I think it would have been a Labrador Retriever if we had a house already. We have decided on an Australian Shepherd!!!!! I already found a excellent breeder. We will be moving in a year and half. We can play in the field in the complex and everyone will be willing to take the puppy anywhere and everywhere and train her.


----------



## Dogs4Life (May 27, 2018)

Has your family done a lot of research into Aussies? I thought that they were very challenging to manage and handle due to the fact that they are a working breed and very intelligent. For instance, what would a typical day need to look like to successfully raise an Aussie, and assign those duties to everyone to see if it can be accomplished (and if everyone is truly willing and has time to help).


----------



## Olive Love (Jul 22, 2020)

Do you still plan to stay here on poodle forum? You can talk about your new puppy in the other animals section.


----------



## Fenris-wolf (Apr 17, 2018)

Dogs4Life said:


> Has your family done a lot of research into Aussies? I thought that they were very challenging to manage and handle due to the fact that they are a working breed and very intelligent. For instance, what would a typical day need to look like to successfully raise an Aussie, and assign those duties to everyone to see if it can be accomplished (and if everyone is truly willing and has time to help).

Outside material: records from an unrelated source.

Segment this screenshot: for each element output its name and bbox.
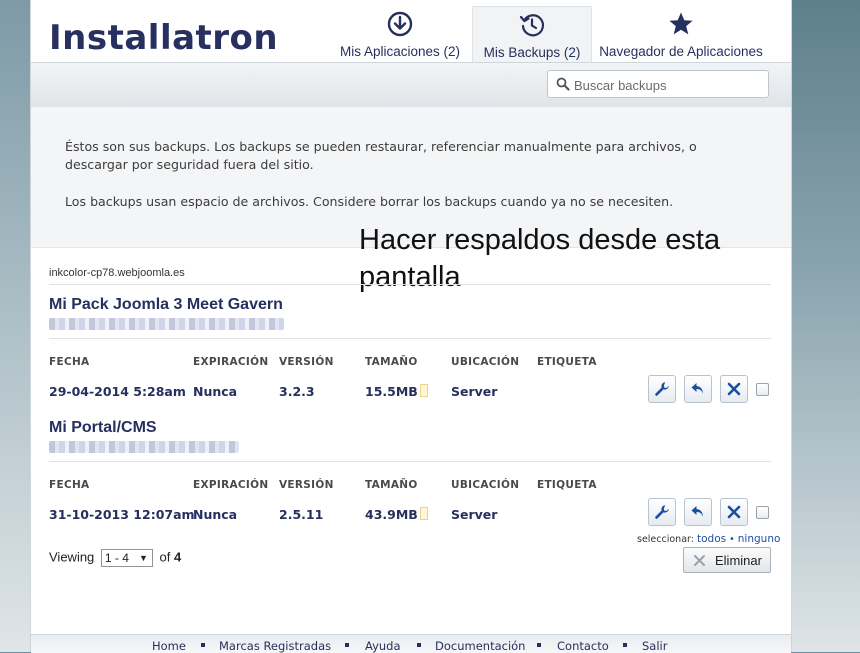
cell-ubicacion: Server xyxy=(451,384,498,399)
file-icon[interactable] xyxy=(419,507,428,520)
background-right xyxy=(790,0,860,652)
close-icon xyxy=(694,555,705,566)
restore-arrow-icon xyxy=(691,383,703,394)
cell-version: 3.2.3 xyxy=(279,384,315,399)
footer-link-ayuda[interactable]: Ayuda xyxy=(365,639,401,653)
restore-backup-button[interactable] xyxy=(684,498,712,526)
col-fecha: FECHA xyxy=(49,356,90,368)
footer-link-contacto[interactable]: Contacto xyxy=(557,639,609,653)
divider xyxy=(49,284,771,285)
delete-backup-button[interactable] xyxy=(720,498,748,526)
tab-mis-aplicaciones[interactable]: Mis Aplicaciones (2) xyxy=(333,6,467,62)
footer-link-salir[interactable]: Salir xyxy=(642,639,667,653)
selection-prefix: seleccionar: xyxy=(637,534,694,545)
pagination: Viewing 1 - 4 ▼ of 4 xyxy=(49,549,181,567)
domain-label: inkcolor-cp78.webjoomla.es xyxy=(49,267,185,279)
intro-text-2: Los backups usan espacio de archivos. Co… xyxy=(65,194,674,209)
star-icon xyxy=(669,12,693,35)
footer-separator xyxy=(345,643,349,647)
restore-arrow-icon xyxy=(691,506,703,517)
cell-ubicacion: Server xyxy=(451,507,498,522)
footer: Home Marcas Registradas Ayuda Documentac… xyxy=(31,634,791,653)
close-icon xyxy=(727,505,741,519)
col-version: VERSIÓN xyxy=(279,356,334,368)
col-etiqueta: ETIQUETA xyxy=(537,356,597,368)
cell-expiracion: Nunca xyxy=(193,507,238,522)
dropdown-caret-icon: ▼ xyxy=(139,553,148,563)
footer-link-documentacion[interactable]: Documentación xyxy=(435,639,525,653)
footer-separator xyxy=(201,643,205,647)
col-etiqueta: ETIQUETA xyxy=(537,479,597,491)
edit-backup-button[interactable] xyxy=(648,498,676,526)
cell-tamano: 43.9MB xyxy=(365,507,428,522)
tab-label: Mis Aplicaciones (2) xyxy=(339,44,461,59)
blurred-url xyxy=(49,318,284,330)
intro-text-1: Éstos son sus backups. Los backups se pu… xyxy=(65,139,697,172)
footer-separator xyxy=(417,643,421,647)
page-range-value: 1 - 4 xyxy=(104,551,129,565)
backup-checkbox[interactable] xyxy=(756,506,769,519)
size-value: 43.9MB xyxy=(365,507,418,522)
tab-label: Mis Backups (2) xyxy=(483,45,581,60)
total-count: 4 xyxy=(174,549,182,565)
viewing-label: Viewing xyxy=(49,549,95,565)
col-tamano: TAMAÑO xyxy=(365,356,418,368)
delete-backup-button[interactable] xyxy=(720,375,748,403)
divider xyxy=(49,461,771,462)
selection-bullet: • xyxy=(729,534,735,545)
col-tamano: TAMAÑO xyxy=(365,479,418,491)
col-fecha: FECHA xyxy=(49,479,90,491)
restore-backup-button[interactable] xyxy=(684,375,712,403)
page-range-select[interactable]: 1 - 4 ▼ xyxy=(100,549,153,567)
select-none-link[interactable]: ninguno xyxy=(738,533,781,545)
close-icon xyxy=(727,382,741,396)
download-circle-icon xyxy=(387,11,413,37)
col-ubicacion: UBICACIÓN xyxy=(451,356,520,368)
wrench-icon xyxy=(655,505,669,519)
footer-link-marcas[interactable]: Marcas Registradas xyxy=(219,639,331,653)
cell-fecha: 29-04-2014 5:28am xyxy=(49,384,186,399)
history-clock-icon xyxy=(519,14,545,37)
search-icon xyxy=(556,77,570,91)
cell-version: 2.5.11 xyxy=(279,507,324,522)
col-expiracion: EXPIRACIÓN xyxy=(193,356,269,368)
installatron-panel: Installatron Mis Aplicaciones (2) Mis Ba… xyxy=(30,0,792,653)
cell-fecha: 31-10-2013 12:07am xyxy=(49,507,195,522)
tab-navegador-de-aplicaciones[interactable]: Navegador de Aplicaciones xyxy=(595,6,767,62)
background-left xyxy=(0,0,30,652)
file-icon[interactable] xyxy=(419,384,428,397)
cell-tamano: 15.5MB xyxy=(365,384,428,399)
cell-expiracion: Nunca xyxy=(193,384,238,399)
footer-separator xyxy=(623,643,627,647)
toolbar xyxy=(31,62,791,108)
search-box[interactable] xyxy=(547,70,769,98)
tab-mis-backups[interactable]: Mis Backups (2) xyxy=(472,6,592,63)
backup-title[interactable]: Mi Pack Joomla 3 Meet Gavern xyxy=(49,296,283,314)
footer-separator xyxy=(537,643,541,647)
edit-backup-button[interactable] xyxy=(648,375,676,403)
of-label: of xyxy=(159,549,171,565)
eliminar-button[interactable]: Eliminar xyxy=(683,547,771,573)
divider xyxy=(49,338,771,339)
footer-link-home[interactable]: Home xyxy=(152,639,186,653)
search-input[interactable] xyxy=(572,75,766,95)
blurred-url xyxy=(49,441,239,453)
backup-checkbox[interactable] xyxy=(756,383,769,396)
wrench-icon xyxy=(655,382,669,396)
selection-links: seleccionar: todos • ninguno xyxy=(637,533,780,545)
eliminar-label: Eliminar xyxy=(715,553,762,568)
backup-title[interactable]: Mi Portal/CMS xyxy=(49,419,157,437)
size-value: 15.5MB xyxy=(365,384,418,399)
tab-label: Navegador de Aplicaciones xyxy=(599,44,763,59)
select-all-link[interactable]: todos xyxy=(697,533,726,545)
col-expiracion: EXPIRACIÓN xyxy=(193,479,269,491)
col-ubicacion: UBICACIÓN xyxy=(451,479,520,491)
col-version: VERSIÓN xyxy=(279,479,334,491)
installatron-logo: Installatron xyxy=(49,18,279,58)
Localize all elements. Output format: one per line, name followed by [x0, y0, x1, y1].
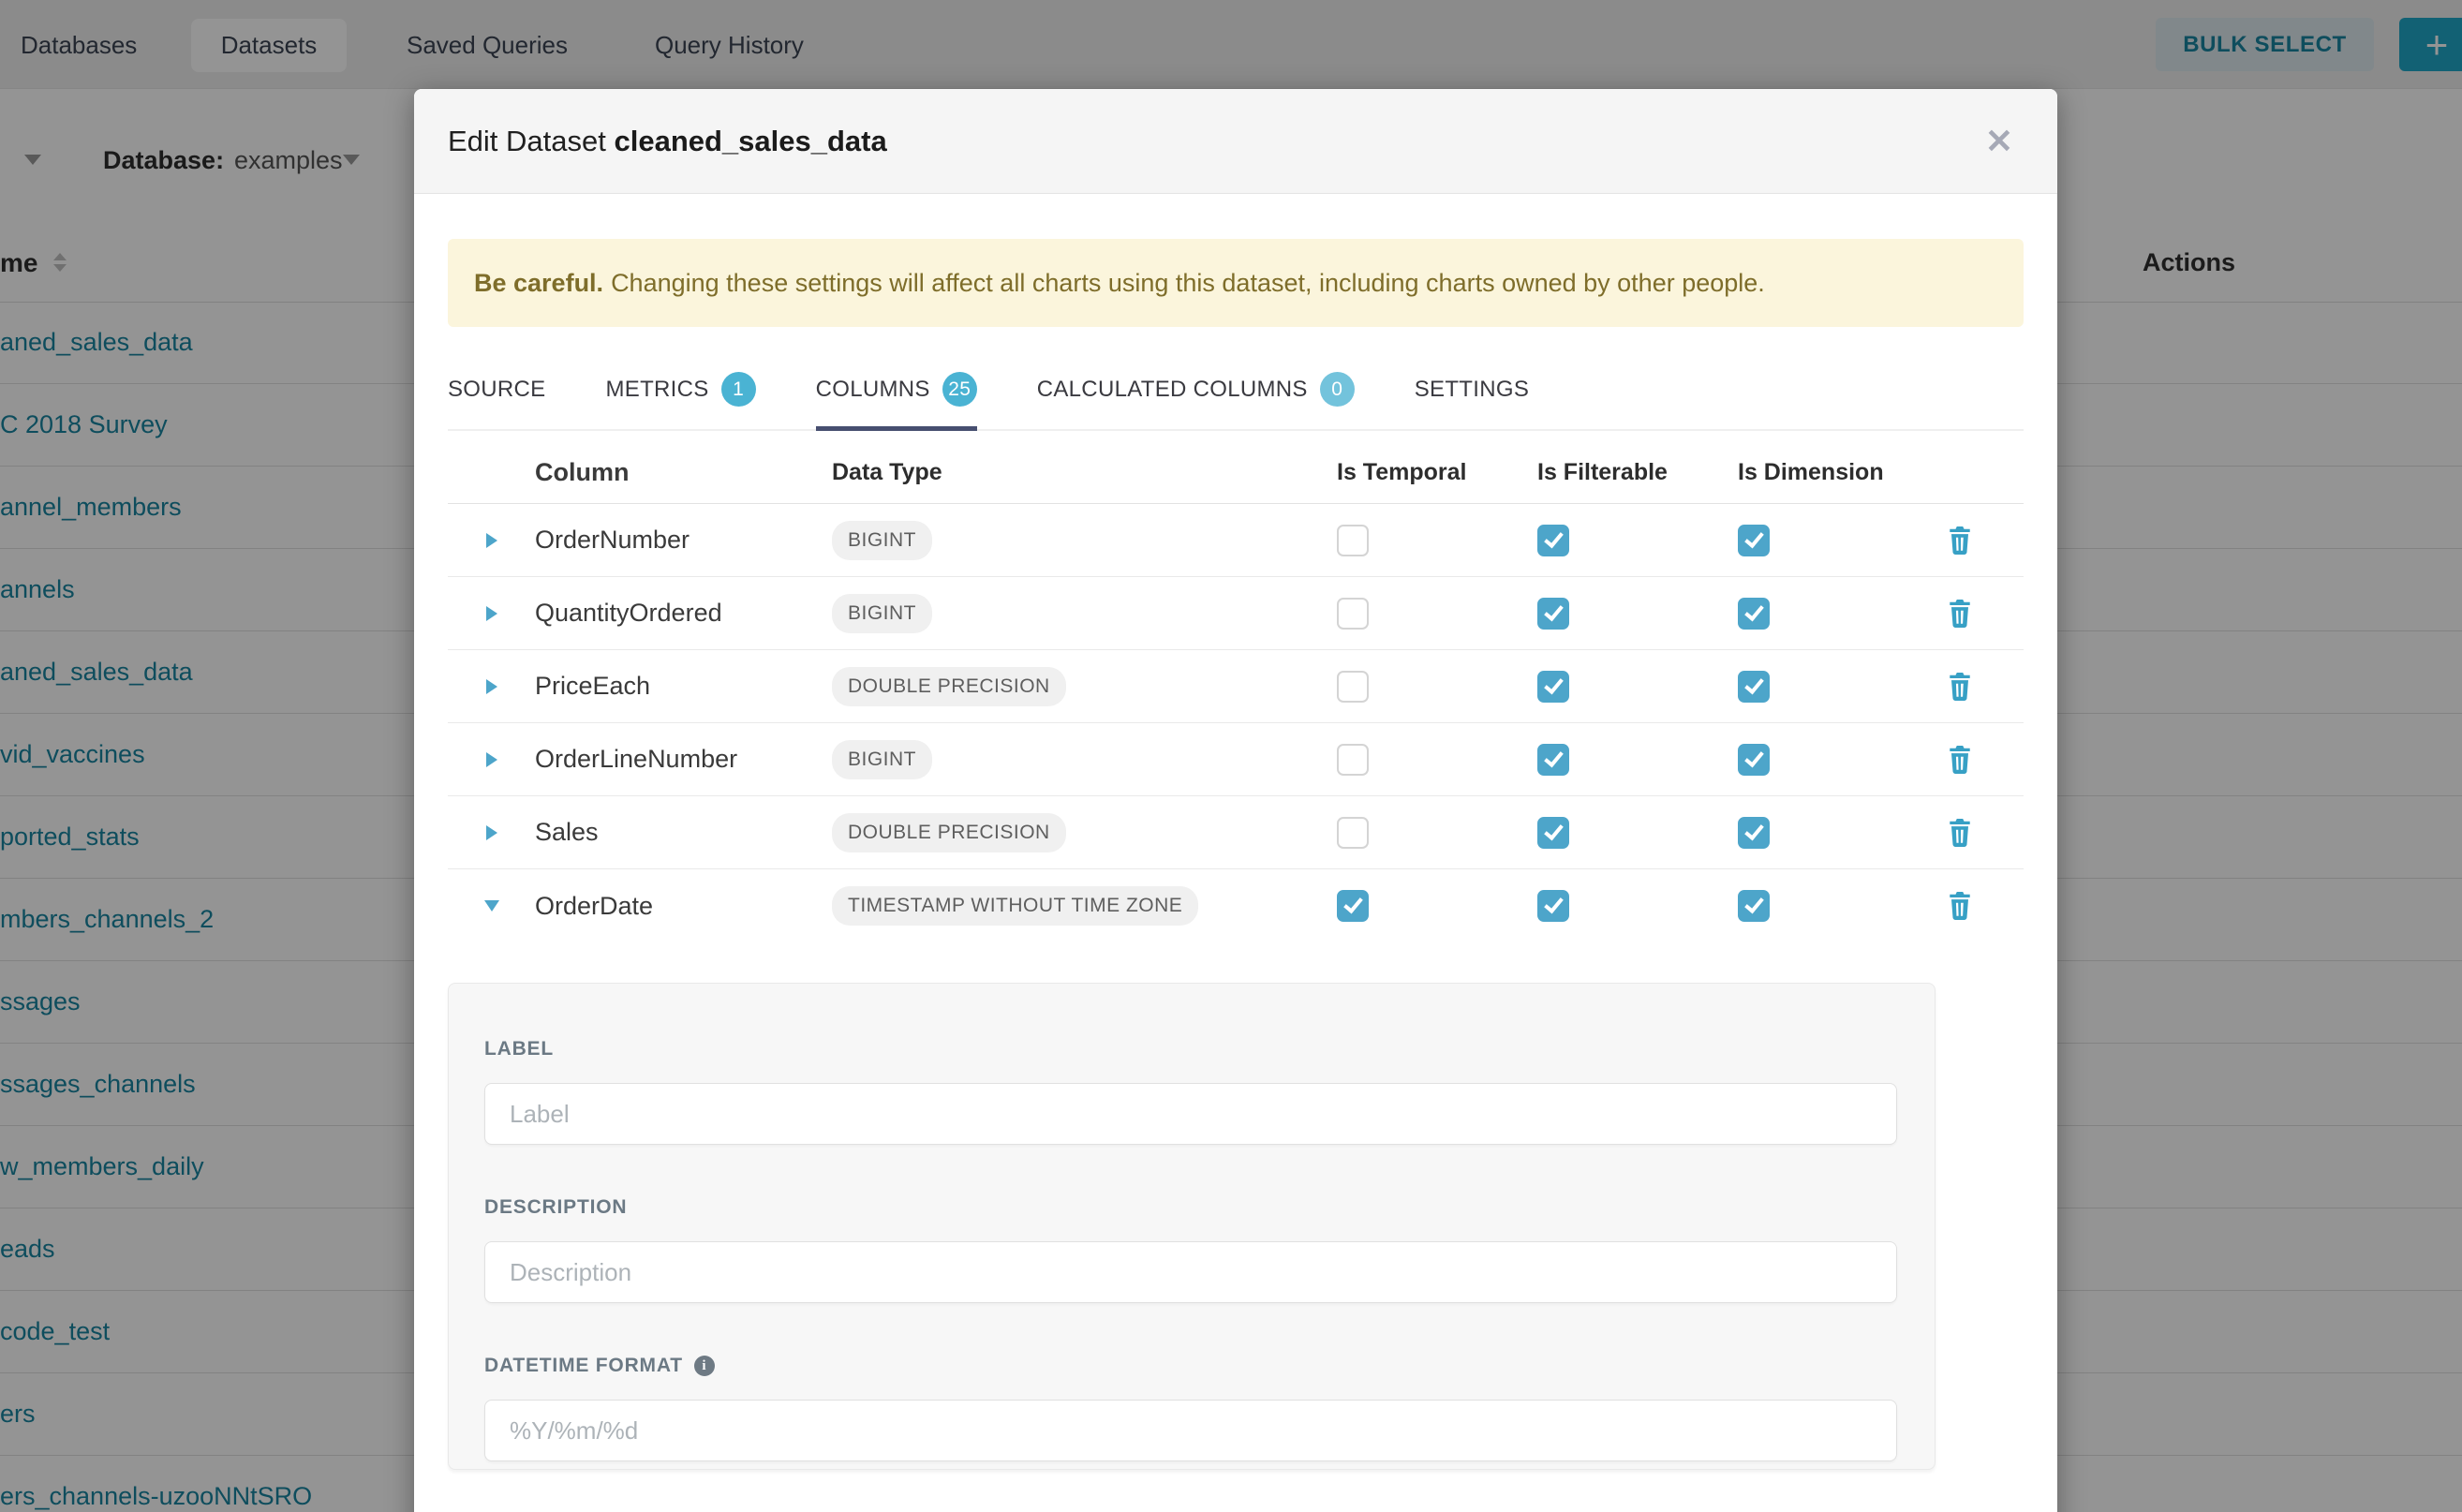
- column-row: SalesDOUBLE PRECISION: [448, 796, 2024, 869]
- datetime-format-field: DATETIME FORMAT i: [484, 1355, 1897, 1461]
- is-filterable-checkbox-checked[interactable]: [1537, 598, 1569, 630]
- tab-calculated-columns[interactable]: CALCULATED COLUMNS 0: [1037, 359, 1355, 429]
- is-temporal-checkbox-unchecked[interactable]: [1337, 671, 1369, 703]
- is-dimension-header: Is Dimension: [1738, 459, 1938, 486]
- data-type-pill: DOUBLE PRECISION: [832, 667, 1066, 706]
- column-row: QuantityOrderedBIGINT: [448, 577, 2024, 650]
- delete-column-trash-icon[interactable]: [1948, 819, 1972, 847]
- is-dimension-checkbox-checked[interactable]: [1738, 671, 1770, 703]
- is-temporal-checkbox-unchecked[interactable]: [1337, 817, 1369, 849]
- column-name: OrderDate: [535, 892, 832, 921]
- datetime-format-input[interactable]: [484, 1400, 1897, 1461]
- modal-tabs: SOURCE METRICS 1 COLUMNS 25 CALCULATED COLUMN…: [448, 359, 2024, 431]
- label-input[interactable]: [484, 1083, 1897, 1145]
- delete-column-trash-icon[interactable]: [1948, 892, 1972, 920]
- column-name: QuantityOrdered: [535, 599, 832, 628]
- data-type-header: Data Type: [832, 459, 1337, 486]
- column-detail-panel: LABEL DESCRIPTION DATETIME FORMAT i: [448, 983, 1935, 1470]
- is-filterable-checkbox-checked[interactable]: [1537, 525, 1569, 556]
- is-temporal-header: Is Temporal: [1337, 459, 1537, 486]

We had one before Sisko and she was the best and funniest dog we ever had. I would have told my mom no of we wouldn't have already had one before. My youngest brother is really excited and already wants to help. But I will talk to my mom and brothers more to make absolutely sure everyone is on board. I'll be honest, no one else wanted to help me with Sisko because they didn't really like him. I know with this dog it will be different.


----------



## Fenris-wolf (Apr 17, 2018)

Olive Love said:


> Do you still plan to stay here on poodle forum? You can talk about your new puppy in the other animals section.


I do😁


----------



## Asta's Mom (Aug 20, 2014)

Happy for you - sound so exciting. Do check in on PF. You have been through so much - we will always be here to help


----------



## Fenris-wolf (Apr 17, 2018)

Asta's Mom said:


> Happy for you - sound so exciting. Do check in on PF. You have been through so much - we will always be here to help


Thank you, so much❤ I will check in


----------